Also, if you are an English or Chinese speaker, chances are you are already equipped with 10-20% of the Japanese vocabulary. Many so-called Japanese words are in fact Japonized pronunciations of English words. Maybe because I speak Chinese and English, I find it easy to speak understandable Japanese than understandable German. Of course, it is only my personal opinion. Everyone is different. It is absolutely normal that you have different ideas.
If you take learning Japanese seriously, i.e. with an aim to improve your income instead of just another hobby, JLPT is something you can't avoid. Yes. You can achieve native level fluency. But there are thousands of competitors who also have achieved native level fluency, and with a JLPT certificate.
The illiteracy rate is high in China because many of those illiterate people have not even received any education. It has very little to do with the writing system. Hong Kong and Taiwan also use Chinese (the traditional, more complicated form), but the illiteracy rates in these two places are close to zero.
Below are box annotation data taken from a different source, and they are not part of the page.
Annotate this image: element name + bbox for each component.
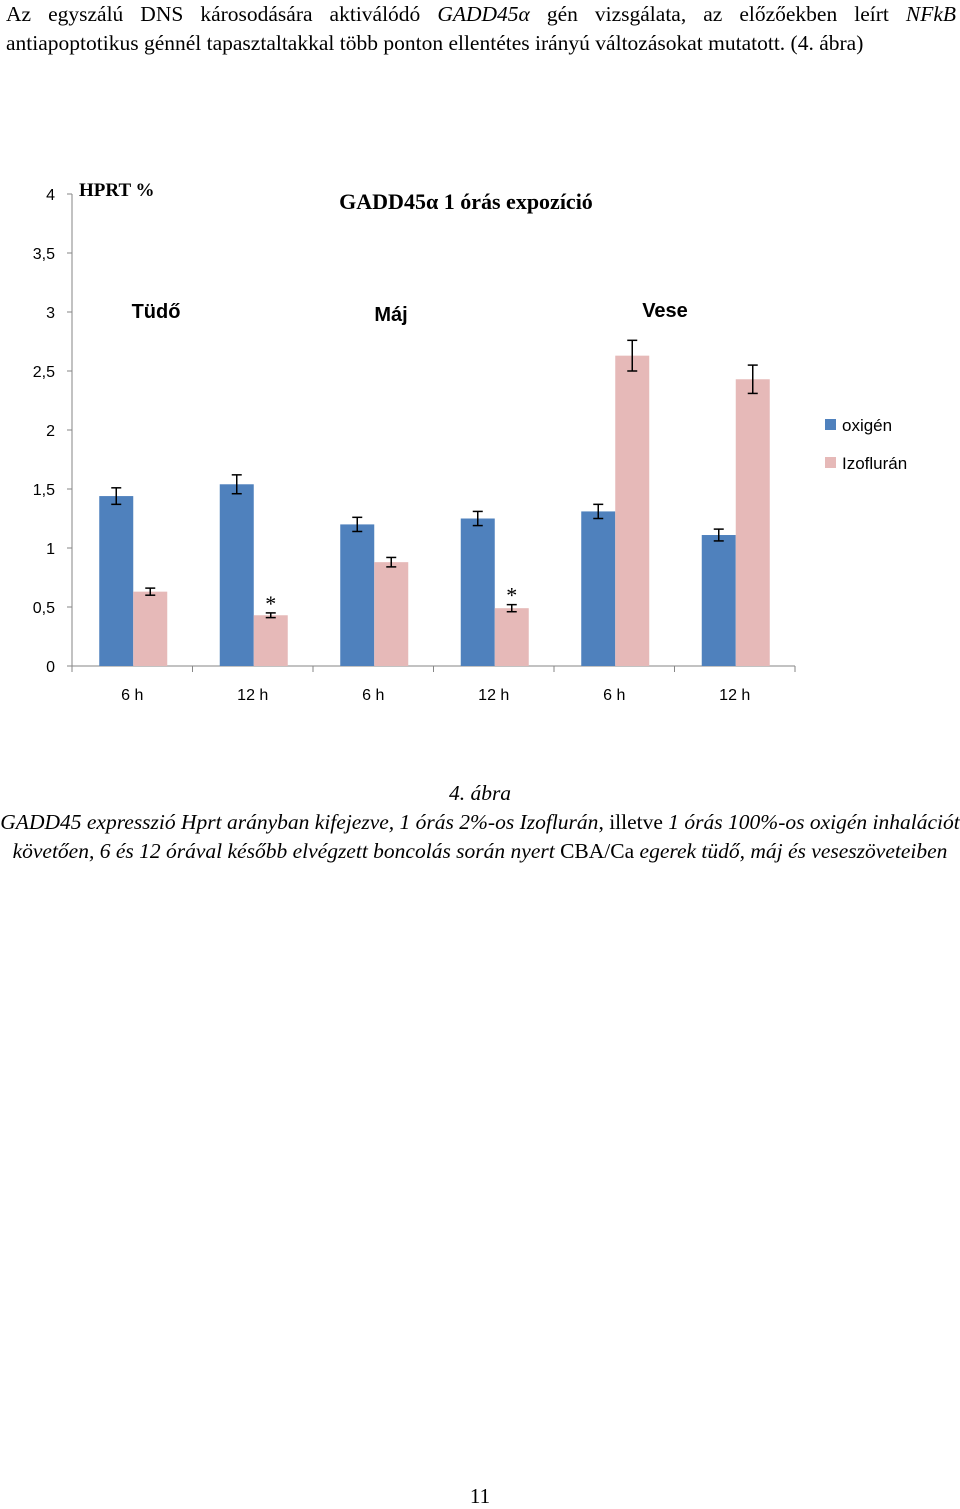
legend-label: oxigén: [842, 416, 892, 435]
caption-text-4: CBA/Ca: [560, 839, 635, 863]
intro-text-1: Az egyszálú DNS károsodására aktiválódó: [6, 2, 438, 26]
x-tick-label: 12 h: [719, 687, 750, 704]
caption-body: GADD45 expresszió Hprt arányban kifejezv…: [0, 808, 960, 866]
legend-swatch: [825, 419, 836, 430]
y-tick-label: 2,5: [33, 364, 55, 381]
intro-gene-1: GADD45α: [437, 2, 530, 26]
y-tick-label: 0: [46, 659, 55, 676]
x-tick-label: 6 h: [603, 687, 625, 704]
bar-oxigen: [219, 484, 254, 666]
intro-text-2: gén vizsgálata, az előzőekben leírt: [529, 2, 906, 26]
group-label: Tüdő: [132, 301, 181, 323]
group-label: Vese: [642, 300, 688, 322]
bar-izofluran: [494, 608, 529, 666]
bar-oxigen: [460, 518, 495, 666]
bar-oxigen: [340, 524, 375, 666]
chart-title: GADD45α 1 órás expozíció: [339, 189, 593, 214]
significance-asterisk: *: [506, 583, 517, 608]
figure-caption: 4. ábra GADD45 expresszió Hprt arányban …: [0, 779, 960, 866]
bar-oxigen: [99, 496, 134, 666]
legend-label: Izoflurán: [842, 454, 907, 473]
y-tick-label: 1,5: [33, 482, 55, 499]
y-axis-title: HPRT %: [79, 180, 155, 201]
bar-chart: 0 0,5 1 1,5 2 2,5 3 3,5 4 6 h 12 h 6 h 12 h 6 h 12 h * *…: [33, 180, 907, 704]
significance-asterisk: *: [265, 591, 276, 616]
x-tick-label: 6 h: [121, 687, 143, 704]
intro-text-3: antiapoptotikus génnél tapasztaltakkal t…: [6, 31, 864, 55]
y-tick-label: 3: [46, 305, 55, 322]
group-label: Máj: [374, 304, 407, 326]
page-number: 11: [469, 1484, 491, 1508]
caption-text-2: , illetve: [598, 810, 669, 834]
x-tick-label: 6 h: [362, 687, 384, 704]
x-tick-label: 12 h: [237, 687, 268, 704]
bar-izofluran: [374, 562, 409, 666]
caption-text-3: 1 órás 100%-os oxigén inhalációt követőe…: [12, 810, 960, 863]
bar-izofluran: [735, 379, 770, 666]
caption-figure-number-text: 4. ábra: [448, 781, 512, 805]
x-tick-label: 12 h: [478, 687, 509, 704]
y-tick-label: 4: [46, 187, 55, 204]
bar-oxigen: [581, 511, 616, 666]
y-tick-label: 1: [46, 541, 55, 558]
intro-paragraph: Az egyszálú DNS károsodására aktiválódó …: [6, 0, 956, 58]
bar-izofluran: [615, 355, 650, 666]
y-tick-label: 3,5: [33, 246, 55, 263]
caption-text-1: GADD45 expresszió Hprt arányban kifejezv…: [0, 810, 599, 834]
bar-oxigen: [701, 535, 736, 666]
caption-figure-number: 4. ábra: [0, 779, 960, 808]
bar-izofluran: [253, 615, 288, 666]
y-tick-label: 0,5: [33, 600, 55, 617]
y-tick-label: 2: [46, 423, 55, 440]
legend-swatch: [825, 457, 836, 468]
chart-container: 0 0,5 1 1,5 2 2,5 3 3,5 4 6 h 12 h 6 h 12 h 6 h 12 h * *…: [0, 160, 960, 720]
bar-izofluran: [133, 591, 168, 666]
caption-text-6: egerek tüdő, máj és veseszöveteiben: [639, 839, 948, 863]
intro-gene-2: NFkB: [905, 2, 957, 26]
Steven, my point is: Do not study a lot of Kanji (the Remembering the Kanji way) at the beginning. I think you agree with me on this. But I strongly recommend that when you learn the word かう, you should immediately learn the Kanji 買. It will not only help you with terms like かいもの、ばいしゅう, but also saves you a lot of headache when you encounter the word 飼う. When we learn French, we do the same. When we are learning a noun, we don't just remember the noun, but also its gender so that we know whether we should use "le" or "la", "mon" or "ma". And when I learned English many years ago, I learned "go, went, gone" at the same time instead of individually. In other words, we need to learn things as a set. If the term you are learning can be written in Kanji, then learn the Kanji.